The SignalP 4.1 server was used to predict the signal peptide39. N-Glycosylation sites were predicted by the NetNGlyc 1.0 server40. To identify putative TFBSs in the control regions, we used the program AliBaba 2.1 provided by TESS (Transcription Element Search System) (http://www.gene-regulation.com/pub/programs/alibaba2/index.html) and an online server TFSEARCH [Searching Transcription Factor Binding Sites (ver. 1.3)] (http://www.cbrc.jp/research/db/TFSEARCH.html).

Reverse transcriptase polymerase chain reactions (RT-PCR) analysis

RT-PCR was performed to indicate the relative expression levels of the variants. PCR conditions and procedures were as described above. Primers are listed in Supplementary Table 2. Each PCR product (10 μL) was analyzed by 2.0% agarose gel electrophoresis with GoldView II (Solarbio Co., Ltd., Shanghai, China) staining. The gel was imaged using a Gel Doc XR System (Bio-Rad) and analyzed using Quantity One software (version 4.6.7; Bio-Rad). All electrophoresis images were refined using Adobe Photoshop CS5 (Adobe Systems, San Jose, CA, USA). Three replicates were performed for each trial.

Real-time quantitative polymerase chain reactions (RT-qPCR)

The efficiency and determination coefficient (R2) of PCR amplification were calculated from the slope of the standard curve determined from five serial dilutions of one cDNA sample. Primers are listed in Supplementary Table 3. Each reaction was performed within the StepOne Plus Real-Time PCR System (Applied Biosystems, Carlsbad, CA, USA) in a 20 μL volume containing 1 μL cDNA template, 10 μL iQ SYBR Green Supermix (Bio-Rad), 0.2 μL of CXR reference dye, 1 μL of each primer (10 μM) and 6.8 μL of nuclease-free water. The reaction conditions were: one cycle at 95°C for 2 min, followed by 40 cycles at 95°C for 15 s and 60°C for 30 s. Melting curve analysis from 60°C to 95°C was applied to all reactions to ensure specificity and consistency of all generated products.

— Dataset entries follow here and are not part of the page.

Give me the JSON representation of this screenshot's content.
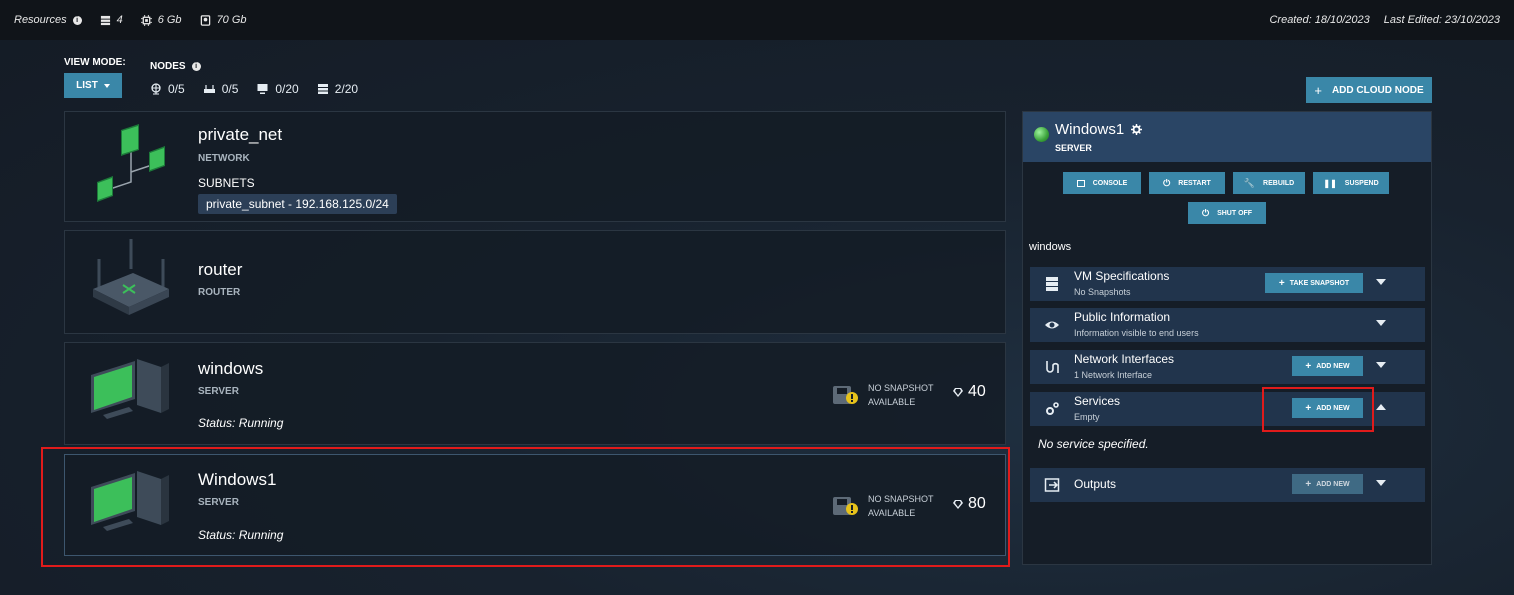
{
  "topbar": {
    "resources_label": "Resources",
    "cpu": "4",
    "memory": "6 Gb",
    "storage": "70 Gb",
    "created": "Created: 18/10/2023",
    "last_edited": "Last Edited: 23/10/2023"
  },
  "toolbar": {
    "view_mode_label": "VIEW MODE:",
    "view_mode_value": "LIST",
    "nodes_label": "NODES",
    "counts": {
      "network": "0/5",
      "router": "0/5",
      "desktop": "0/20",
      "server": "2/20"
    },
    "add_cloud_node": "ADD CLOUD NODE"
  },
  "nodes": [
    {
      "title": "private_net",
      "type": "NETWORK",
      "subnets_label": "SUBNETS",
      "subnet": "private_subnet - 192.168.125.0/24"
    },
    {
      "title": "router",
      "type": "ROUTER"
    },
    {
      "title": "windows",
      "type": "SERVER",
      "status": "Status: Running",
      "snapshot_line1": "NO SNAPSHOT",
      "snapshot_line2": "AVAILABLE",
      "cost": "40"
    },
    {
      "title": "Windows1",
      "type": "SERVER",
      "status": "Status: Running",
      "snapshot_line1": "NO SNAPSHOT",
      "snapshot_line2": "AVAILABLE",
      "cost": "80"
    }
  ],
  "panel": {
    "name": "Windows1",
    "kind": "SERVER",
    "actions": {
      "console": "CONSOLE",
      "restart": "RESTART",
      "rebuild": "REBUILD",
      "suspend": "SUSPEND",
      "shutoff": "SHUT OFF"
    },
    "description": "windows",
    "sections": {
      "vm_spec": {
        "title": "VM Specifications",
        "subtitle": "No Snapshots",
        "button": "TAKE SNAPSHOT"
      },
      "public_info": {
        "title": "Public Information",
        "subtitle": "Information visible to end users"
      },
      "network_interfaces": {
        "title": "Network Interfaces",
        "subtitle": "1 Network Interface",
        "button": "ADD NEW"
      },
      "services": {
        "title": "Services",
        "subtitle": "Empty",
        "button": "ADD NEW",
        "empty_text": "No service specified."
      },
      "outputs": {
        "title": "Outputs",
        "button": "ADD NEW"
      }
    }
  },
  "colors": {
    "accent": "#3a87a8",
    "highlight": "#e01b1b",
    "running": "#3aa23a"
  }
}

Validation of stable reference genes under iron overload and bacterial challenge

We validated eight candidate reference genes (Supplementary Table 4) under iron overload and immune challenge conditions. The primers were derived from a previous study (Supplementary Table 3)41. All data were analyzed by the tool RelFinder (http://www.leonxie.com/referencegene.php), which integrated the current major computational programs including geNorm42, Normfinder43, BestKeeper44 and the comparative Delta Ct method45.

Data analysis

Relative expression levels were determined using the 2−ΔΔCt or 2−ΔCt method46. The relative expression levels at various developmental stages were normalized to that of 18S ribosomal RNA47. α-tubulin was used to normalize the data of tissue expression48 and expression under 20E treatment49. Expression differences were determined using one-way analysis of variance (ANOVA) or two-tailed, unpaired t-test within SPSS 20.0 (IBM Corp, Chicago, IL, USA). All pairwise comparisons were considered to be significant when p < 0.05. All experiments were conducted in triplicate and data for a given variable were analyzed at the same time.